What’s wrong with surveillance?

I don’t understand what the big deal is with the Bush administration using the Patriot Act to spy on Americans.

Not because I agree with it-I’d have to be crazy to like Big Brother-but because I haven’t heard a single good argument against it.

Everything I’ve heard opposing it uses horrible rhetoric. In my free speech class I learned that, during the first part of the 20th century, the government used “bad tendency” to restrict free speech.

The argument was that if speech had a bad tendency to incite unlawful action, it could legally be restricted. It led to ridiculous restrictions on expression because it could hypothetically lead to trouble.

People weren’t allowed to protest World War I because it might lead to interference of the war. People weren’t allowed to advocate or teach communist ideas because they might lead to a revolution.

For years this ridiculous reasoning was used to silence speech on the most pressing issues of the day.

Yet the argument has been resurrected to fight the FBI. All I hear about surveillance is that it might lead to civil rights infringements. Knowing the FBI might be listening in on cell phone calls might put a chill on expression. Knowing the FBI might look at what books are checked out from a library might limit the research people do.

It’s all hypothetical!

I don’t see what the big deal is. If it helps the government to catch terrorists, and the privilege is under constant scrutiny, and congress must review and renew it frequently and laws prevent the government from interfering in what you say or what books you read, then who cares if Big Brother is watching?
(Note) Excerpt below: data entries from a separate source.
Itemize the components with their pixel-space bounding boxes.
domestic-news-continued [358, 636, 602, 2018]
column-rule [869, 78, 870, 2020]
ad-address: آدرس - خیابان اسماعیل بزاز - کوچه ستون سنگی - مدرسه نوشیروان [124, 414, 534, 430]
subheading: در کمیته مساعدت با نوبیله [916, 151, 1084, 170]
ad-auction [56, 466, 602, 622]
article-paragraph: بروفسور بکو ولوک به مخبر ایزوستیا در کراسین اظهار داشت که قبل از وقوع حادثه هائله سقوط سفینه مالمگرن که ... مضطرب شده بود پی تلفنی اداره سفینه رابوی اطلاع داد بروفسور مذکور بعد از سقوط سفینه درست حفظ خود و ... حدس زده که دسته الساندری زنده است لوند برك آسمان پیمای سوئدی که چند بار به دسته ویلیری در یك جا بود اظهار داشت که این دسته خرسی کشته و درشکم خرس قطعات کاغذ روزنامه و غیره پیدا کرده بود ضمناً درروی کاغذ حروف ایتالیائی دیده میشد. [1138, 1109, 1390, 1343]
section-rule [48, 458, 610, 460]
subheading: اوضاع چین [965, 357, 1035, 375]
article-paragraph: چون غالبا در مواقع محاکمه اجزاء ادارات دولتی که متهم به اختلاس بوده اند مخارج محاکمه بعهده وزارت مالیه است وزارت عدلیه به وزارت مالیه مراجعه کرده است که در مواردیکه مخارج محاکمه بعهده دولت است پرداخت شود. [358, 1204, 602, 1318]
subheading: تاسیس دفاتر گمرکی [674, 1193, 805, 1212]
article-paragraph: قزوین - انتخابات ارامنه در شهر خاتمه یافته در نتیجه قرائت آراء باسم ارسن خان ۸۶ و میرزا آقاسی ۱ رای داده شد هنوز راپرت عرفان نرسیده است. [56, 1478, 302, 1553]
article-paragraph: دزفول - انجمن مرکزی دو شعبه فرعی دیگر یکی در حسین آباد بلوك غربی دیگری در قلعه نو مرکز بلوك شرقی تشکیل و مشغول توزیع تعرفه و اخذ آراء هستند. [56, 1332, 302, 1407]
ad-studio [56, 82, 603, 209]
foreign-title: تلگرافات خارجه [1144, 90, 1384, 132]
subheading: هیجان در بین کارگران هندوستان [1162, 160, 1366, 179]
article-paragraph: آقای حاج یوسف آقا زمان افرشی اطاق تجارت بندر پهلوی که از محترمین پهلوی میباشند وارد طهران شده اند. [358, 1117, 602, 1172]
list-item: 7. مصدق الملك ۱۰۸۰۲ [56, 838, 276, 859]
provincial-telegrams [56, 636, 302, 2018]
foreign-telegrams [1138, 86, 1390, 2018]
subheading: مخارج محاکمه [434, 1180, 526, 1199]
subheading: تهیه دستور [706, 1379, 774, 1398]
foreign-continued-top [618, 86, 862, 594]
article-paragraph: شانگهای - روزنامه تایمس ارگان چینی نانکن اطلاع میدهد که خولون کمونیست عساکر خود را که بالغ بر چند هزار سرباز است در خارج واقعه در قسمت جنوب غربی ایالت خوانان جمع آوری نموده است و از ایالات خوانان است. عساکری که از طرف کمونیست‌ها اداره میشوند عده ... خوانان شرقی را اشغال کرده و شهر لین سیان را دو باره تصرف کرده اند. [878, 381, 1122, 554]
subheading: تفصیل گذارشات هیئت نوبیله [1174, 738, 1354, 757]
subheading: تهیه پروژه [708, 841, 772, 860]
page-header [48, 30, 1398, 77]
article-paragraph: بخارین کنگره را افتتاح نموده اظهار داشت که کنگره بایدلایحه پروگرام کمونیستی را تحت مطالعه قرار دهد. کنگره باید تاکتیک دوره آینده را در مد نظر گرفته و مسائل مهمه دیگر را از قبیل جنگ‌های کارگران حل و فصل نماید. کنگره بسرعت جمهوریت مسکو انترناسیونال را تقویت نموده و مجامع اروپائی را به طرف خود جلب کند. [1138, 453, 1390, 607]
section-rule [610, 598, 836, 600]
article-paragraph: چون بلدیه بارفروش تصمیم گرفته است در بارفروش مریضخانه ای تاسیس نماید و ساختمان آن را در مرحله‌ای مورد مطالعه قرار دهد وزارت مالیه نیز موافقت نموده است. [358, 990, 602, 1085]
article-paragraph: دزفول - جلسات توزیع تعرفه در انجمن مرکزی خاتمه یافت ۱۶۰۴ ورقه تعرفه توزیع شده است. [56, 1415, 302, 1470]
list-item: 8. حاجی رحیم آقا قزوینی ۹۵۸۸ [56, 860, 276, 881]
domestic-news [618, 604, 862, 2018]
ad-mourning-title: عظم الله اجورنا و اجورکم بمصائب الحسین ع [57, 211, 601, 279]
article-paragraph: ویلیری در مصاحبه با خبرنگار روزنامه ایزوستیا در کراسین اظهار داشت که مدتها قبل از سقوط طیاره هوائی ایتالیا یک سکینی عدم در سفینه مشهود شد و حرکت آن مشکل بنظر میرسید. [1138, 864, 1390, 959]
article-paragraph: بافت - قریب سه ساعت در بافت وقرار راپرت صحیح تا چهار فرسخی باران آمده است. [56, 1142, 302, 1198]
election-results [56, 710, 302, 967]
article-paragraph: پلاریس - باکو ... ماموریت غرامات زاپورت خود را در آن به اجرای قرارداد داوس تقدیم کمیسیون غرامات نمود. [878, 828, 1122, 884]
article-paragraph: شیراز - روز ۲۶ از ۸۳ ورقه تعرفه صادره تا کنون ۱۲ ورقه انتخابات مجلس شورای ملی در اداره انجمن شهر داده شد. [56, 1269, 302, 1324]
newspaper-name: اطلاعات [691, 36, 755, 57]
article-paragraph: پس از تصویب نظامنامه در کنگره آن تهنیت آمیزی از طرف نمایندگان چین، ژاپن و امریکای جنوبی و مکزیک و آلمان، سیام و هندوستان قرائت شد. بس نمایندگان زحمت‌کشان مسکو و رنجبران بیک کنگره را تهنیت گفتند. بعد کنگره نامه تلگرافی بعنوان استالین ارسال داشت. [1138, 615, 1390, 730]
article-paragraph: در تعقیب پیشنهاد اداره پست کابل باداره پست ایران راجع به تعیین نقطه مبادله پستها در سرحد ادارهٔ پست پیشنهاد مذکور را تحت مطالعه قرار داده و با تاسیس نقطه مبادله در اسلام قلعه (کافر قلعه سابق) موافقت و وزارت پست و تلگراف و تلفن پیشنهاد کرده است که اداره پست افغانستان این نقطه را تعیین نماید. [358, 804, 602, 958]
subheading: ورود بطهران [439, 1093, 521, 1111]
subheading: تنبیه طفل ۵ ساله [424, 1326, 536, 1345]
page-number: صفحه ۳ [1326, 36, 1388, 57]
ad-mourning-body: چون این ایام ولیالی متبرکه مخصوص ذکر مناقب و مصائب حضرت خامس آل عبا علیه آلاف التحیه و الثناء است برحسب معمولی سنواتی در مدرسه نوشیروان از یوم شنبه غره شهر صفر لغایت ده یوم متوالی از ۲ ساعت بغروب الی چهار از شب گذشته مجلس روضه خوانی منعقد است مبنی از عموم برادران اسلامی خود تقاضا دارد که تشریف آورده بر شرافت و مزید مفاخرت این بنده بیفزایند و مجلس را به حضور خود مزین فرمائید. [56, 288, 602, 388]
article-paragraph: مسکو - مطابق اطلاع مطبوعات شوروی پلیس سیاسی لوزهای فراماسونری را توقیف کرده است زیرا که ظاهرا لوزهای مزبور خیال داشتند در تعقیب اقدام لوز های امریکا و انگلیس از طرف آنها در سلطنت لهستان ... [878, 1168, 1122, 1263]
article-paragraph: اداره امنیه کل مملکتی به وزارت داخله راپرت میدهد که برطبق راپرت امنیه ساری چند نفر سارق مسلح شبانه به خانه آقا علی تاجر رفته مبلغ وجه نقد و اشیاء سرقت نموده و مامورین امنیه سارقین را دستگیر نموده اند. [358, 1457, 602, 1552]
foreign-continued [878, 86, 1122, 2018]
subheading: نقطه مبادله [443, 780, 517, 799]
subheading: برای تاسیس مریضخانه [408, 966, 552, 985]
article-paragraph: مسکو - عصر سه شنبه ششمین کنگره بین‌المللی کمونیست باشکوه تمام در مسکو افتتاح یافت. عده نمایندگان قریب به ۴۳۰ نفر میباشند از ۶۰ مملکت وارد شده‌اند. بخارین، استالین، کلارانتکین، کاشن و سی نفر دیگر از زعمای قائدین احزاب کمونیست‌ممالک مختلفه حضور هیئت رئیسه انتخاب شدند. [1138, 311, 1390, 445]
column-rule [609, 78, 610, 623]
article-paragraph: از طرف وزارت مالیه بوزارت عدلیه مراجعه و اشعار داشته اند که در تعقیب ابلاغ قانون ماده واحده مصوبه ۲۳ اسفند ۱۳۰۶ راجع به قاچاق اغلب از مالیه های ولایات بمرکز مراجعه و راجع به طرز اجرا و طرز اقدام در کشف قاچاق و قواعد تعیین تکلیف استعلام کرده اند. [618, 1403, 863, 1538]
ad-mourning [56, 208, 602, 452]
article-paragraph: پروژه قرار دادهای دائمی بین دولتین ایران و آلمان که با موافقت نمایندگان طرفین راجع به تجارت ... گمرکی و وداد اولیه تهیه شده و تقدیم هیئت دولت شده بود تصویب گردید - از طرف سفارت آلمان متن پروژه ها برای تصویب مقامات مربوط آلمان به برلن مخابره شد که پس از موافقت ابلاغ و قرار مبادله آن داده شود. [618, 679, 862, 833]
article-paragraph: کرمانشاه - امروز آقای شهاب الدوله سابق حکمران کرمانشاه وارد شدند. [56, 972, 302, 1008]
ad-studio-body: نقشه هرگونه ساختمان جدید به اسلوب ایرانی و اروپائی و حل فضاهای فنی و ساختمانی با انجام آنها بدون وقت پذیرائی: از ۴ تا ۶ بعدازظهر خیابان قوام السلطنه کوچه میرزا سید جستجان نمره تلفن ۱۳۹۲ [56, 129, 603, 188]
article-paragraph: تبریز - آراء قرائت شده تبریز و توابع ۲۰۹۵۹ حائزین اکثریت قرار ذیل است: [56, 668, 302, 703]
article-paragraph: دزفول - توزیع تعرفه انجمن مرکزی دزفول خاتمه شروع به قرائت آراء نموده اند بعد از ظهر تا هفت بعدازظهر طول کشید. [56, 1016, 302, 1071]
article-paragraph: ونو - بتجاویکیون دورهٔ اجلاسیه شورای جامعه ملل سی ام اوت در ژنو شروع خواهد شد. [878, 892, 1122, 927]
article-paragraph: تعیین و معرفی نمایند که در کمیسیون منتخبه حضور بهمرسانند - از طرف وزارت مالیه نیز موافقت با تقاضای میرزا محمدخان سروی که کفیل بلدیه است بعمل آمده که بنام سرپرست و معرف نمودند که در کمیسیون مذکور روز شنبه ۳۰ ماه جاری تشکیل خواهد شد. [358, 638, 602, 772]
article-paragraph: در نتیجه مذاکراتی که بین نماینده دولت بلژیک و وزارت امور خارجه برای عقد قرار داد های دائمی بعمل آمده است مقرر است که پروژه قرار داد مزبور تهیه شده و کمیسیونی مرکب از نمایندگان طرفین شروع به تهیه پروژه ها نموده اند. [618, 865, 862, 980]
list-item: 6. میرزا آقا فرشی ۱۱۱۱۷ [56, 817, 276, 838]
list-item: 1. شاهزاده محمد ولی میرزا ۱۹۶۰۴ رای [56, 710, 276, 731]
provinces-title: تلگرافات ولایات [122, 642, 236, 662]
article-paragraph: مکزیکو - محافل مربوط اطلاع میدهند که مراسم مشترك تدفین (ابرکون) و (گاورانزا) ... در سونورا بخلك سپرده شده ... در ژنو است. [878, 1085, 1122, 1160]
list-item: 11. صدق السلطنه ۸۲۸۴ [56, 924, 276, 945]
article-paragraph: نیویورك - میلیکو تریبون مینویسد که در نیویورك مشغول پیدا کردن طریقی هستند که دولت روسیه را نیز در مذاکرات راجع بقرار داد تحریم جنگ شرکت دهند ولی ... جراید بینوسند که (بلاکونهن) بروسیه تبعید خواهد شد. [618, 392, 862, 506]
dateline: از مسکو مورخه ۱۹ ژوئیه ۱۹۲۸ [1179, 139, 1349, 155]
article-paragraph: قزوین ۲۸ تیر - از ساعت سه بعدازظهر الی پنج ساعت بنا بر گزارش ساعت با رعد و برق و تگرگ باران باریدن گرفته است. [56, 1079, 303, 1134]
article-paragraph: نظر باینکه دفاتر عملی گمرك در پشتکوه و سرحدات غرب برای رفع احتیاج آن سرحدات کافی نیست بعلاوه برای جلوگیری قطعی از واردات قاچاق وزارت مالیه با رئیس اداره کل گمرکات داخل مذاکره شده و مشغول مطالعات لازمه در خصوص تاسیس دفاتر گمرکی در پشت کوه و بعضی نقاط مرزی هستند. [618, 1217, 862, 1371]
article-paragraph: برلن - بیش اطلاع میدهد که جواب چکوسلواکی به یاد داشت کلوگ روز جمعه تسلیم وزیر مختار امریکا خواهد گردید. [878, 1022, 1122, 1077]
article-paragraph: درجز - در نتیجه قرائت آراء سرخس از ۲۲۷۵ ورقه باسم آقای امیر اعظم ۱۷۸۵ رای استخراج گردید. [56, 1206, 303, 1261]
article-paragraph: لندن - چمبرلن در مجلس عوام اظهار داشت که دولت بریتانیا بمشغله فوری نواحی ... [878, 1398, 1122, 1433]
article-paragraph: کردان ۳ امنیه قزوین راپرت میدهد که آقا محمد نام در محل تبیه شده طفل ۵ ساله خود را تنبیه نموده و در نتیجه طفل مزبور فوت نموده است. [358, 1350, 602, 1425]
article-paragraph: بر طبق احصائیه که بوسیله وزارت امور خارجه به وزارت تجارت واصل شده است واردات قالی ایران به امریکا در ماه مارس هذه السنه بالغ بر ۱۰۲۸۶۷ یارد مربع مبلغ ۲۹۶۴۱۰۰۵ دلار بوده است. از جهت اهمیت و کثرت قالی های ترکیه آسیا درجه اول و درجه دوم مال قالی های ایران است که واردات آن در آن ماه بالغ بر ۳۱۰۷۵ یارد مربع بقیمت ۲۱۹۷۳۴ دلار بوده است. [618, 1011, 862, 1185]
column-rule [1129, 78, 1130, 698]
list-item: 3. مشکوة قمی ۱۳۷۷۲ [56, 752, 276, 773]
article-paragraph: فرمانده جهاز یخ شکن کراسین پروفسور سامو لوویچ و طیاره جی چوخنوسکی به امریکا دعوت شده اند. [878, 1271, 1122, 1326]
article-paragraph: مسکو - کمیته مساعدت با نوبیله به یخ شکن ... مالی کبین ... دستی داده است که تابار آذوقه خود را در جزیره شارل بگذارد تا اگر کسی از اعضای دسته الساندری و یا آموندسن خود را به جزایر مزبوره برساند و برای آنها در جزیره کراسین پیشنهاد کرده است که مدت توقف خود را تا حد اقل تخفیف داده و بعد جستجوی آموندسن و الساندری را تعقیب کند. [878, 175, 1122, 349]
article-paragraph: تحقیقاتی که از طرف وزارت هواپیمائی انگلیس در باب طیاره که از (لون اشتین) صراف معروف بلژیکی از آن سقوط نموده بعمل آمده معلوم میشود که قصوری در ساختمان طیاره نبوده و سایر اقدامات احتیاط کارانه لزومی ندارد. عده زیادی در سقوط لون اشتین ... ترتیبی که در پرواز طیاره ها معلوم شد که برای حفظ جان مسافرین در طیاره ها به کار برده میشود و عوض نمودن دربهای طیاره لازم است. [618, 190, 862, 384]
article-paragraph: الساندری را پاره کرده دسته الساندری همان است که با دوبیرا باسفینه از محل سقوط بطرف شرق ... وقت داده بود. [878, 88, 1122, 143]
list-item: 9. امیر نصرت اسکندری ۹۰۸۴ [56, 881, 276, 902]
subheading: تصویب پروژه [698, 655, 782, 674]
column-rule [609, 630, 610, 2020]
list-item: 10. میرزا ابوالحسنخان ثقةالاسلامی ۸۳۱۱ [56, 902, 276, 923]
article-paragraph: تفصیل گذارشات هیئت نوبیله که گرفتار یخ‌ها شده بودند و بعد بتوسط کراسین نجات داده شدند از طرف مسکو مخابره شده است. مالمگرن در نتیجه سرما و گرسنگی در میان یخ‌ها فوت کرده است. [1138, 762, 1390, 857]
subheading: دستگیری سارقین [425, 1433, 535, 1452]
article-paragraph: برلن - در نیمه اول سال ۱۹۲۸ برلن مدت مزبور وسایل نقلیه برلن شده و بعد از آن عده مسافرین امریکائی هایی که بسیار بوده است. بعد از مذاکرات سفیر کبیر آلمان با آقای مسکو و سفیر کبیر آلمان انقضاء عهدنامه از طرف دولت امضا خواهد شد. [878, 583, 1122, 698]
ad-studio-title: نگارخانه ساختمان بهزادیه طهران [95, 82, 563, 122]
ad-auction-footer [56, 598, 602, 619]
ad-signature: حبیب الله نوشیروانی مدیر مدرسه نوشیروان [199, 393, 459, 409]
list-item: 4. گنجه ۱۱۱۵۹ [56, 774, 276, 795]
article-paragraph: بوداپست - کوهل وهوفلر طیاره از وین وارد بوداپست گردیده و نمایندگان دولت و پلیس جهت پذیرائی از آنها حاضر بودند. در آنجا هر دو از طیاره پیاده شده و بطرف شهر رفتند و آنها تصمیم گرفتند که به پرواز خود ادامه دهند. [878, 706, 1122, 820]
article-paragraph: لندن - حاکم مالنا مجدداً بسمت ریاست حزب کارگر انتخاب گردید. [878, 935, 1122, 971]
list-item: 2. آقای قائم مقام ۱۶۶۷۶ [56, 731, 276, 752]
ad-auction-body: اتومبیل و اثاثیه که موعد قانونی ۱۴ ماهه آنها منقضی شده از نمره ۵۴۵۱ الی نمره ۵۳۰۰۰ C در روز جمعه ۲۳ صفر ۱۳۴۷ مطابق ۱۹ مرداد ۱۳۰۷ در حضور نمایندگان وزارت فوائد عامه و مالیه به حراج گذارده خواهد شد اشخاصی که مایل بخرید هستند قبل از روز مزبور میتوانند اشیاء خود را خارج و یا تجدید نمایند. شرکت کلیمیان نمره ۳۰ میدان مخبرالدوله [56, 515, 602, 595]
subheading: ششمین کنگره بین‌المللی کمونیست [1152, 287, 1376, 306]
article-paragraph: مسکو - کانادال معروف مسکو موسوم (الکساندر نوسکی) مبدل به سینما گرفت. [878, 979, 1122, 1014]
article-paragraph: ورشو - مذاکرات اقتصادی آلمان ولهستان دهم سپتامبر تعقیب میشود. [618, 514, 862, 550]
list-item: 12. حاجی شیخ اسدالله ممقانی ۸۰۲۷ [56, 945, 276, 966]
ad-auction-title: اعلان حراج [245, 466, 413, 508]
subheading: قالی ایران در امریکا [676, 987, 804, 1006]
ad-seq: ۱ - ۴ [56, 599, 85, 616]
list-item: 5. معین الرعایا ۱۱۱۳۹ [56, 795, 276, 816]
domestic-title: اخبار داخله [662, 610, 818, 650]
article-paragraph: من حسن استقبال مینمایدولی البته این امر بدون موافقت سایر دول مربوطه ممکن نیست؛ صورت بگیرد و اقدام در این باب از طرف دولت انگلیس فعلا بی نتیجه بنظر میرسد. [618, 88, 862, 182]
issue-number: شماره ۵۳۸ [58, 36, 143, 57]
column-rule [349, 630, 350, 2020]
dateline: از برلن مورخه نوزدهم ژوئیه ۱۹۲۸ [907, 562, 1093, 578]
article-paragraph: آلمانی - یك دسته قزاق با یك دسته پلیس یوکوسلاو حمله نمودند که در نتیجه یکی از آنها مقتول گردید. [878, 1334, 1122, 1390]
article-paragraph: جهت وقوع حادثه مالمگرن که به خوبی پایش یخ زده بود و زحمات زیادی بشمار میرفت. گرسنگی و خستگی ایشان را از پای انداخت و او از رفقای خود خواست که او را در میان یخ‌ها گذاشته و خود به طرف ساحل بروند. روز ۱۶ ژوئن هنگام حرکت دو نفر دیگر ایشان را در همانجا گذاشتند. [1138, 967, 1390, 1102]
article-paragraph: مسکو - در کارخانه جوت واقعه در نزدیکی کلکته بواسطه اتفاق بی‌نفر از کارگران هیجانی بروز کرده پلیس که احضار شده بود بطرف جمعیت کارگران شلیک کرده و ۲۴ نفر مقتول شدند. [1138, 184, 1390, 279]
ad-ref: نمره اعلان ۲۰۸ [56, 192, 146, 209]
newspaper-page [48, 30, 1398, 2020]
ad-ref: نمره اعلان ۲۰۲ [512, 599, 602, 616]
If I’m going to read books about fertilizer bombs and discuss the making of them with people over the Internet or on the phone, then shouldn’t someone be watching me?

If I merely say, “The band bombed last night, which was to be expected after their explosive rehearsal,” I feel bad for the FBI sucker who wastes his or her time eavesdropping on my mundane life.

On the other hand, if my loved ones died because the people who were supposed to be protecting them were prohibited from being proactive because it had a tendency of chilling free speech, I’d be upset.

I don’t like the idea of the government spying on me, but when I’m faced with a hypothetical terrorist attack versus a hypothetical chilling of speech, the choice seems easy.

The answer to this conundrum is getting rid of the hypothetical arguments. No more using bad tendency, period.

Show me the real dangers of surveillance. Show me the chilling effect on free expression. Prove to me that fewer books have been written and fewer meetings have been held. If it’s true, it should be possible.

Or just come up with some other reason for opposing the Patriot Act. But I’m not going to support the government restricting citizens because their speech may lead to trouble, so I’m not going to support citizens restricting the government because its actions may do the same.

If it’s OK for the government to know who is exercising his or her constitutional right to bear arms, what’s wrong with the government knowing who is exercising his or her right to free speech? There are just too many double standards, and they’re hurting more than they’re helping.